Chapter 4 discusses use by Jews of idolatrous spaces or items (including those abandoned despite having once been so used) and then pivots to a discussion of wine preparation (4:8–12), which is largely, but not entirely, the subject of the twelve pericopes in chapter 5.
The portrayal of idolatry in the Avodah Zarah tractates reflects elements of traditional Roman religion refracted through the prism of rabbinic imagination.

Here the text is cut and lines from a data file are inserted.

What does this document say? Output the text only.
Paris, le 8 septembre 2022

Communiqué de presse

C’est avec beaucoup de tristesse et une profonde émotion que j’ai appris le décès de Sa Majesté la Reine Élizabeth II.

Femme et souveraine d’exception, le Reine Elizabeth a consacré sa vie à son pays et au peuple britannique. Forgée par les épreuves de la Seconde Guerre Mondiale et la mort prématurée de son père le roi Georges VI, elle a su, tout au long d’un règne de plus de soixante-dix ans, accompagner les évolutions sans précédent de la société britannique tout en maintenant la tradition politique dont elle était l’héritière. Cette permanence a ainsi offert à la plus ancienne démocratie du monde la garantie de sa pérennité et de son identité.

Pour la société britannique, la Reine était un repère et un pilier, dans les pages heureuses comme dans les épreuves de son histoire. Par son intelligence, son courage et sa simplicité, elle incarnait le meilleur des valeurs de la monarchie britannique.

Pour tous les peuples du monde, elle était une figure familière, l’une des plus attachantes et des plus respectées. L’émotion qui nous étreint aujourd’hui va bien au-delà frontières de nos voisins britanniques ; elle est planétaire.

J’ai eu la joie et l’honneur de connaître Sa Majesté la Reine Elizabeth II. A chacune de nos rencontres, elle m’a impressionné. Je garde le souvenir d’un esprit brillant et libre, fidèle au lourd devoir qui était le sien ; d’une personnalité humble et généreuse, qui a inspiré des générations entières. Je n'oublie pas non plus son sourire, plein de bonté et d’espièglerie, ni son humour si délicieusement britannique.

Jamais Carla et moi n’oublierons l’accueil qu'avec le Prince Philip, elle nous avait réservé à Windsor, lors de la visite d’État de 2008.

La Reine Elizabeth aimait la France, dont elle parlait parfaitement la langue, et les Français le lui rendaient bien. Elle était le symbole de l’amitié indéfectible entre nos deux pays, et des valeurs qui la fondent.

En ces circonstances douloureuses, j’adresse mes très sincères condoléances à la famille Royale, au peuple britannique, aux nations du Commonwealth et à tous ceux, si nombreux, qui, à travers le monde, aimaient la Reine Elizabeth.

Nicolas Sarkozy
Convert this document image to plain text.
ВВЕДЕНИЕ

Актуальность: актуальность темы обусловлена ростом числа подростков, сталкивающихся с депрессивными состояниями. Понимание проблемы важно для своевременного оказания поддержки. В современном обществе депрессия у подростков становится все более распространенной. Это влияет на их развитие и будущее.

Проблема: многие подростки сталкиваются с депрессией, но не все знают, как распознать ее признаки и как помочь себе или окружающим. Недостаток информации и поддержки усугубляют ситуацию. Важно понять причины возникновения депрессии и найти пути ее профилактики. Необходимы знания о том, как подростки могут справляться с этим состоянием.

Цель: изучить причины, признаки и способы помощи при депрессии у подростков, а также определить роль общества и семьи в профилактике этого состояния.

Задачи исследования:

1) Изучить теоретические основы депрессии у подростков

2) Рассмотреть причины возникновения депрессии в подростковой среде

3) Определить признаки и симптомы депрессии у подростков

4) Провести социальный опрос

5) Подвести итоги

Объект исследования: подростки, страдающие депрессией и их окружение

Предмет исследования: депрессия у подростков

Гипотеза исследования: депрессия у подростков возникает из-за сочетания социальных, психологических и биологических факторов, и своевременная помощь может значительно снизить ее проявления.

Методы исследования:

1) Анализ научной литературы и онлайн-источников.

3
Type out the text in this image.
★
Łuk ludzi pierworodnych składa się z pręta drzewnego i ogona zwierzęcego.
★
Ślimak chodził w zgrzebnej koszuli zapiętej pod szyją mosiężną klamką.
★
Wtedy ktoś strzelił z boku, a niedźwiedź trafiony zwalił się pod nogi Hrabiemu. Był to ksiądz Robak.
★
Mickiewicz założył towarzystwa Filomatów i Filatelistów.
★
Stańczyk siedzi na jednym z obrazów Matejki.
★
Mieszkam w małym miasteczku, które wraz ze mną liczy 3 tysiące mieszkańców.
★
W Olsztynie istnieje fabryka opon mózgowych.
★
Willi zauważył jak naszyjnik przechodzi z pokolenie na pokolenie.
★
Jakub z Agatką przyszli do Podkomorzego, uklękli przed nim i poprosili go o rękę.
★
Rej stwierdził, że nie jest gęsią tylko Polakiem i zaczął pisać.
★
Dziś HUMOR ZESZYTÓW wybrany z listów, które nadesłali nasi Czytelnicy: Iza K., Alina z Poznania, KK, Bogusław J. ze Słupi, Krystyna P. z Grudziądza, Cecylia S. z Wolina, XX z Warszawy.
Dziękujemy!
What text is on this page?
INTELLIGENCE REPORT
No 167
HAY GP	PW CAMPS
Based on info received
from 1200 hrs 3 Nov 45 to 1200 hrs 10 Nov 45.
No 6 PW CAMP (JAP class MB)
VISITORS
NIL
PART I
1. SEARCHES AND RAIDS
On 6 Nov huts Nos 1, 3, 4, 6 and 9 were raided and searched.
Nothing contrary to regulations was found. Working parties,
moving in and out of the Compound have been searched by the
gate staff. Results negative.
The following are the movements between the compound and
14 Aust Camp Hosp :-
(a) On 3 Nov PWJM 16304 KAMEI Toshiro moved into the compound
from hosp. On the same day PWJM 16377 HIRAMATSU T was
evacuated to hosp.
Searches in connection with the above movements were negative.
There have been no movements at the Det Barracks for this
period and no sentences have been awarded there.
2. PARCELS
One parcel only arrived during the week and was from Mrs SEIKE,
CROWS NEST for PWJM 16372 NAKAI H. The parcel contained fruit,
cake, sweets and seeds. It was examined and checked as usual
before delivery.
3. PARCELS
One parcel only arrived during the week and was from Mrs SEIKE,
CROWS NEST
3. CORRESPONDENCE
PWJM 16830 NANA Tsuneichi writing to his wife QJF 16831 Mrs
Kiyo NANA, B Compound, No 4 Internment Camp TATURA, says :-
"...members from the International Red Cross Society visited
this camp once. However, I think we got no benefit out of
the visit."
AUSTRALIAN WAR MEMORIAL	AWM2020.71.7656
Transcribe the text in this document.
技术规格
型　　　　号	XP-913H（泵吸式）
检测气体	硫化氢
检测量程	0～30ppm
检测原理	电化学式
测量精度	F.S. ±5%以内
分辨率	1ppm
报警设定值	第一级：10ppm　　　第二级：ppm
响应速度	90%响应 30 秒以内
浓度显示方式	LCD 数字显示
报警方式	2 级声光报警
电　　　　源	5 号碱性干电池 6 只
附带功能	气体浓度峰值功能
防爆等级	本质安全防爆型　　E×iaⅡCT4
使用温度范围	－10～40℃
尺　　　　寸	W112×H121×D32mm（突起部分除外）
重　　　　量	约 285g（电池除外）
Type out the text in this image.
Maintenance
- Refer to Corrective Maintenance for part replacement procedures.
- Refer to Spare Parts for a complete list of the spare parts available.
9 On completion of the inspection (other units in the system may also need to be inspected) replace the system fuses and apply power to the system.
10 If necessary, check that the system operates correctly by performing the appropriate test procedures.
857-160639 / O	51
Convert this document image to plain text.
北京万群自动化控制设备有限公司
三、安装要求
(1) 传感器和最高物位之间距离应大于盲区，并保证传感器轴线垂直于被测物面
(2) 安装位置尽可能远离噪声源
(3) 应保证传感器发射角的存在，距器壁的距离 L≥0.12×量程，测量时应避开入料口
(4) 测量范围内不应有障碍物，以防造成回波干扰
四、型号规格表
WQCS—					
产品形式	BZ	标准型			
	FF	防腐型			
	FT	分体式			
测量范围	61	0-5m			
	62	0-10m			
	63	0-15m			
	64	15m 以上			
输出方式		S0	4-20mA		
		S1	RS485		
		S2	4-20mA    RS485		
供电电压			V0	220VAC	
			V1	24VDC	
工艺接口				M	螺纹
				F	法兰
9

Christians and Christian beliefs are not identified explicitly, but they are not entirely absent.
The Avodah Zarah tractates are fruitful sources for the study of rabbinic representations of economic and social relationships between Jews and non-Jews in Late Antiquity, the constructions by rabbis of Jewish identity and boundaries between Jews and “others,” Roman (and, to a lesser extent, Iranian) religion in Late Antiquity, overlapping discourses between rabbinic and late antique Christian interpretations of Torah, and rabbinic attitudes toward figural art.
An interesting 21st-century development is the scholarly use of the Avodah Zarah tractates as tools with which to think through the theological implications of Jewish encounters with Eastern religions and, more broadly, to think through how human beings of all races and creeds are connected to each other, to sentient nonhuman life, and even to the inanimate objects of which our world is composed.